All I want to do is make things: class, men and art and design higher education.

Broadhead, Samantha ORCID logoORCID: (2017) All I want to do is make things: class, men and art and design higher education. Journal of Widening Participation and Lifelong Learning, 19 (2). pp. 47-62. ISSN 1466-6529


Working class men are under-represented in art and design higher education. This article explores the experiences of one such mature student who had fulfilled his dream to go to an art college later in life in order to study a degree in Interdisciplinary Art and Design. Using an approach based on narrative inquiry, the student’s learning journey over three years was captured through six verbal and transcribed accounts. Bernstein’s work on visible and invisible pedagogies as well as his comments on vocational education provided a lens through which to look at the student’s experiences. It argues that the strong framing and classification of his previous vocational education led the student to expect to be taught in a particular way.

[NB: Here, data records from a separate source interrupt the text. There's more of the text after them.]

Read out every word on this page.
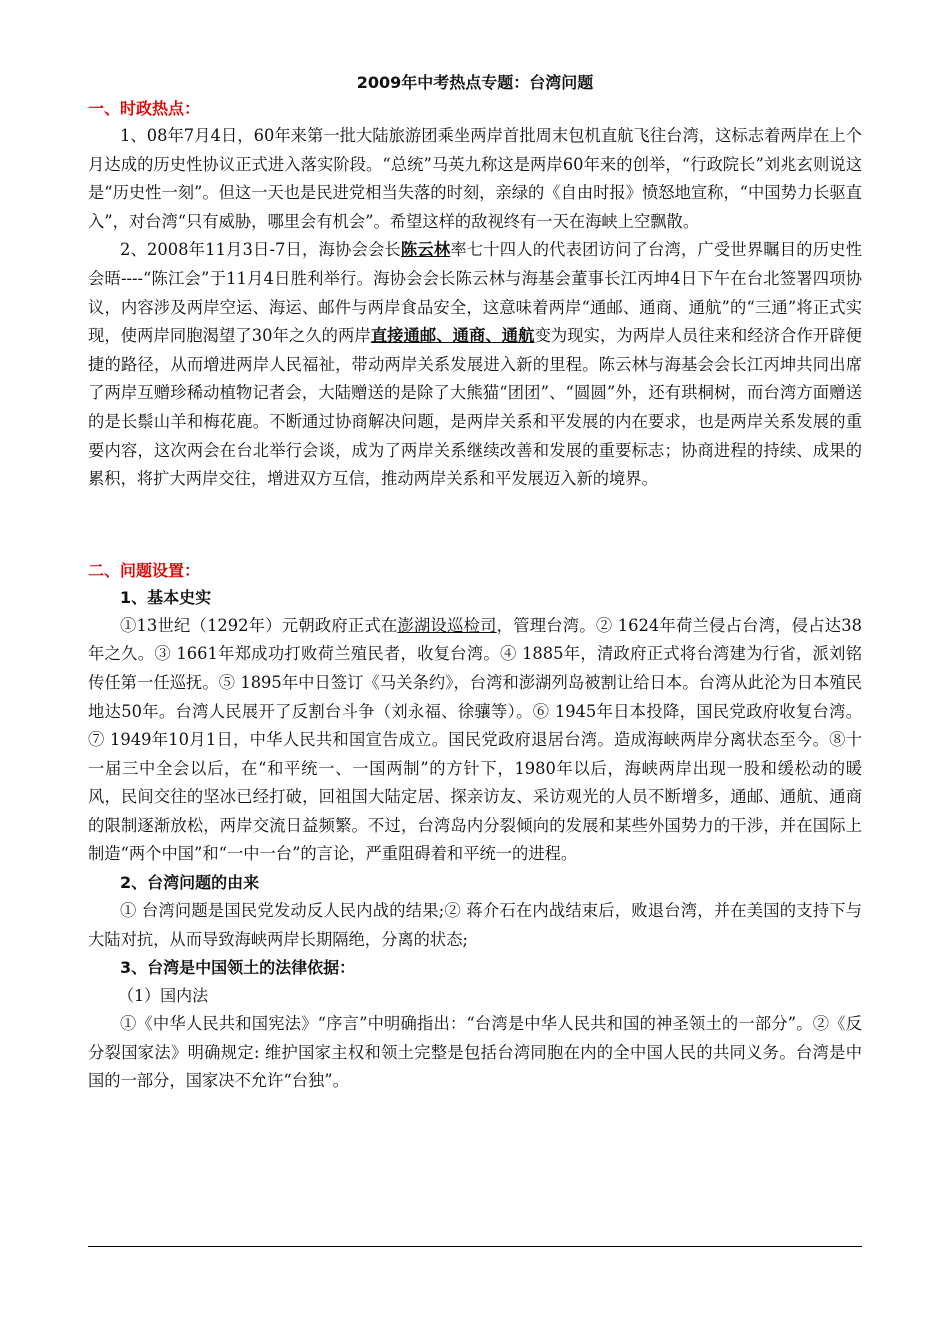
2009年中考热点专题：台湾问题

一、时政热点：

1、08年7月4日，60年来第一批大陆旅游团乘坐两岸首批周末包机直航飞往台湾，这标志着两岸在上个月达成的历史性协议正式进入落实阶段。“总统”马英九称这是两岸60年来的创举，“行政院长”刘兆玄则说这是“历史性一刻”。但这一天也是民进党相当失落的时刻，亲绿的《自由时报》愤怒地宣称，“中国势力长驱直入”，对台湾“只有威胁，哪里会有机会”。希望这样的敌视终有一天在海峡上空飘散。

2、2008年11月3日-7日，海协会会长陈云林率七十四人的代表团访问了台湾，广受世界瞩目的历史性会晤----“陈江会”于11月4日胜利举行。海协会会长陈云林与海基会董事长江丙坤4日下午在台北签署四项协议，内容涉及两岸空运、海运、邮件与两岸食品安全，这意味着两岸“通邮、通商、通航”的“三通”将正式实现，使两岸同胞渴望了30年之久的两岸直接通邮、通商、通航变为现实，为两岸人员往来和经济合作开辟便捷的路径，从而增进两岸人民福祉，带动两岸关系发展进入新的里程。陈云林与海基会会长江丙坤共同出席了两岸互赠珍稀动植物记者会，大陆赠送的是除了大熊猫“团团”、“圆圆”外，还有珙桐树，而台湾方面赠送的是长鬃山羊和梅花鹿。不断通过协商解决问题，是两岸关系和平发展的内在要求，也是两岸关系发展的重要内容，这次两会在台北举行会谈，成为了两岸关系继续改善和发展的重要标志；协商进程的持续、成果的累积，将扩大两岸交往，增进双方互信，推动两岸关系和平发展迈入新的境界。

二、问题设置：

1、基本史实

①13世纪（1292年）元朝政府正式在澎湖设巡检司，管理台湾。② 1624年荷兰侵占台湾，侵占达38年之久。③ 1661年郑成功打败荷兰殖民者，收复台湾。④ 1885年，清政府正式将台湾建为行省，派刘铭传任第一任巡抚。⑤ 1895年中日签订《马关条约》，台湾和澎湖列岛被割让给日本。台湾从此沦为日本殖民地达50年。台湾人民展开了反割台斗争（刘永福、徐骧等）。⑥ 1945年日本投降，国民党政府收复台湾。⑦ 1949年10月1日，中华人民共和国宣告成立。国民党政府退居台湾。造成海峡两岸分离状态至今。⑧十一届三中全会以后，在“和平统一、一国两制”的方针下，1980年以后，海峡两岸出现一股和缓松动的暖风，民间交往的坚冰已经打破，回祖国大陆定居、探亲访友、采访观光的人员不断增多，通邮、通航、通商的限制逐渐放松，两岸交流日益频繁。不过，台湾岛内分裂倾向的发展和某些外国势力的干涉，并在国际上制造“两个中国”和“一中一台”的言论，严重阻碍着和平统一的进程。

2、台湾问题的由来

① 台湾问题是国民党发动反人民内战的结果;② 蒋介石在内战结束后，败退台湾，并在美国的支持下与大陆对抗，从而导致海峡两岸长期隔绝，分离的状态;

3、台湾是中国领土的法律依据：

（1）国内法

①《中华人民共和国宪法》“序言”中明确指出：“台湾是中华人民共和国的神圣领土的一部分”。②《反分裂国家法》明确规定: 维护国家主权和领土完整是包括台湾同胞在内的全中国人民的共同义务。台湾是中国的一部分，国家决不允许“台独”。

He found the fluid and integrated arts curriculum different to the kind of training a ‘master’ would transmit to an ‘apprentice’. He constructed himself as a doer rather than a thinker, which remained constant throughout his degree. The findings suggest that educators should discuss with students from all backgrounds the pedagogic approaches commonly used in art and design and how these may be different to previous ways of learning. Academic staff should also challenge the theory and practice dichotomy, so that students understand they are drawing on theory not only when they are writing but also when they are making. Finally, even though invisible pedagogies dominate art and design education, staff should reflect on the need for more visible, explicit modes of teaching when students are less confident in their abilities.